Continuous variables with polynomial terms defined with stats::poly() are also properly managed.

mod_poly <- lm(Sepal.Length ~ poly(Petal.Width, 3) + Petal.Length, data = iris)
ggcoef_model(mod_poly)

Use no_reference_row to indicate which variables should not have a reference row added.

ggcoef_model(
  mod_titanic2,
  exponentiate = TRUE,
  no_reference_row = "Sex"
)

ggcoef_model(
  mod_titanic2,
  exponentiate = TRUE,
  no_reference_row = broom.helpers::all_dichotomous()
)

ggcoef_model(
  mod_titanic2,
  exponentiate = TRUE,
  no_reference_row = broom.helpers::all_categorical(),
  categorical_terms_pattern = "{level}/{reference_level}"
)

Elements to display

Use intercept = TRUE to display intercepts.

ggcoef_model(mod_simple, intercept = TRUE)

You can remove confidence intervals with conf.int = FALSE.

ggcoef_model(mod_simple, conf.int = FALSE)

By default, significant terms (i.e. with a p-value below 5%) are highlighted using two types of dots.
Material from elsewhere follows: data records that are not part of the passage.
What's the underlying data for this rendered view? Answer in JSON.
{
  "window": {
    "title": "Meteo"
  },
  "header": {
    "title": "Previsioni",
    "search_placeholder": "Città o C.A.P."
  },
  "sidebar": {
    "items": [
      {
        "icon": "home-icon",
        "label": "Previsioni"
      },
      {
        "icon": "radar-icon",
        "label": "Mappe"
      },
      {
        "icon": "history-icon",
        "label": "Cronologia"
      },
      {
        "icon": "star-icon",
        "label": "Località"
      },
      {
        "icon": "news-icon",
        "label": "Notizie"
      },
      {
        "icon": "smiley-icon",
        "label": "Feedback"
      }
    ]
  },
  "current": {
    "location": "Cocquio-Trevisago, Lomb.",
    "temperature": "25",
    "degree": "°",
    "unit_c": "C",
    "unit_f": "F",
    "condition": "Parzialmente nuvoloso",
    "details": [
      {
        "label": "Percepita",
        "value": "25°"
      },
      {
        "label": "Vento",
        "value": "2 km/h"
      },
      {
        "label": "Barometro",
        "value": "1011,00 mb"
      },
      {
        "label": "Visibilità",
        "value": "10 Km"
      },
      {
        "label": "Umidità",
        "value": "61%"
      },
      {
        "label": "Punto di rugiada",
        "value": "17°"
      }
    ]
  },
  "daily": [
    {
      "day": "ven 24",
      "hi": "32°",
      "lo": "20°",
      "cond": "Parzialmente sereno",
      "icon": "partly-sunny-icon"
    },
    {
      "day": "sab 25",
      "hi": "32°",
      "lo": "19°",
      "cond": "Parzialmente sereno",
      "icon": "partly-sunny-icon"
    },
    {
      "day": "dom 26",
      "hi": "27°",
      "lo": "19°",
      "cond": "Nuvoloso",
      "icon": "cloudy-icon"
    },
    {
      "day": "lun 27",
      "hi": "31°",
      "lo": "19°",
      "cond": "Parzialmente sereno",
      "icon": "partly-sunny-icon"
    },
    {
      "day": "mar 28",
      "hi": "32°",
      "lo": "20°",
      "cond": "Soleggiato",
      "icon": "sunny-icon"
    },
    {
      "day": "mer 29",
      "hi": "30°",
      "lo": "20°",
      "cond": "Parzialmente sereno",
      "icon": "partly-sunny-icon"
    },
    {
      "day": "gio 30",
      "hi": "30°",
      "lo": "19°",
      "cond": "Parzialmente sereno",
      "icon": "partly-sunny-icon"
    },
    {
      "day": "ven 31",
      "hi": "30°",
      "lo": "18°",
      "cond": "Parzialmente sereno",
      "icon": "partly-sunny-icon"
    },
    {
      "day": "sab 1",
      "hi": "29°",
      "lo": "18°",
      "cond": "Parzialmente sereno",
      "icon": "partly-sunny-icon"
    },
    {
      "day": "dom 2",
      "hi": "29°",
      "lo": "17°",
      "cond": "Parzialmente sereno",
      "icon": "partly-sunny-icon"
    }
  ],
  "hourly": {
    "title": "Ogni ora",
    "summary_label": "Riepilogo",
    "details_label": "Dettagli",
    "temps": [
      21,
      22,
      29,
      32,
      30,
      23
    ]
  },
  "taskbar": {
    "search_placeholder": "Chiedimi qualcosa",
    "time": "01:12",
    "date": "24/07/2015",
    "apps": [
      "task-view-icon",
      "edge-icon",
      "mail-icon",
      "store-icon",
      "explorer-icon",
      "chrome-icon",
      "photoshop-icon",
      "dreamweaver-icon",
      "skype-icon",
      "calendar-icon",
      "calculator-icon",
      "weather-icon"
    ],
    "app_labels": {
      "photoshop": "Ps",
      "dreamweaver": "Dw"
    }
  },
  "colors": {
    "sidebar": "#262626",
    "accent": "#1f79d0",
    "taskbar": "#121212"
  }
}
You can control the level of significance with significance or remove it with significance = NULL.

ggcoef_model(mod_simple, significance = NULL)

By default, dots are colored by variable. You can deactivate this behavior with colour = NULL.

ggcoef_model(mod_simple, colour = NULL)

You can display only a subset of terms with include.

ggcoef_model(mod_simple, include = c("time", "total_bill"))

It is possible to use tidyselect helpers.

ggcoef_model(mod_simple, include = dplyr::starts_with("t"))

You can remove stripped rows with stripped_rows = FALSE.

ggcoef_model(mod_simple, stripped_rows = FALSE)

Do not hesitate to consult the help file of ggcoef_model() to see all available options.

ggplot2 elements

The plot returned by ggcoef_model() is a classic ggplot2 plot. You can therefore apply ggplot2 functions to it.

ggcoef_model(mod_simple) +
  ggplot2::xlab("Coefficients") +
  ggplot2::ggtitle("Custom title") +
  ggplot2::scale_color_brewer(palette = "Set1") +
  ggplot2::theme(legend.position = "right")
#> Scale for colour is already present.
#> Adding another scale for colour, which will replace the existing scale.

Forest plot with a coefficient table

ggcoef_table() is a variant of ggcoef_model() displaying a coefficient table on the right of the forest plot.

ggcoef_table(mod_simple)

ggcoef_table(mod_titanic, exponentiate = TRUE)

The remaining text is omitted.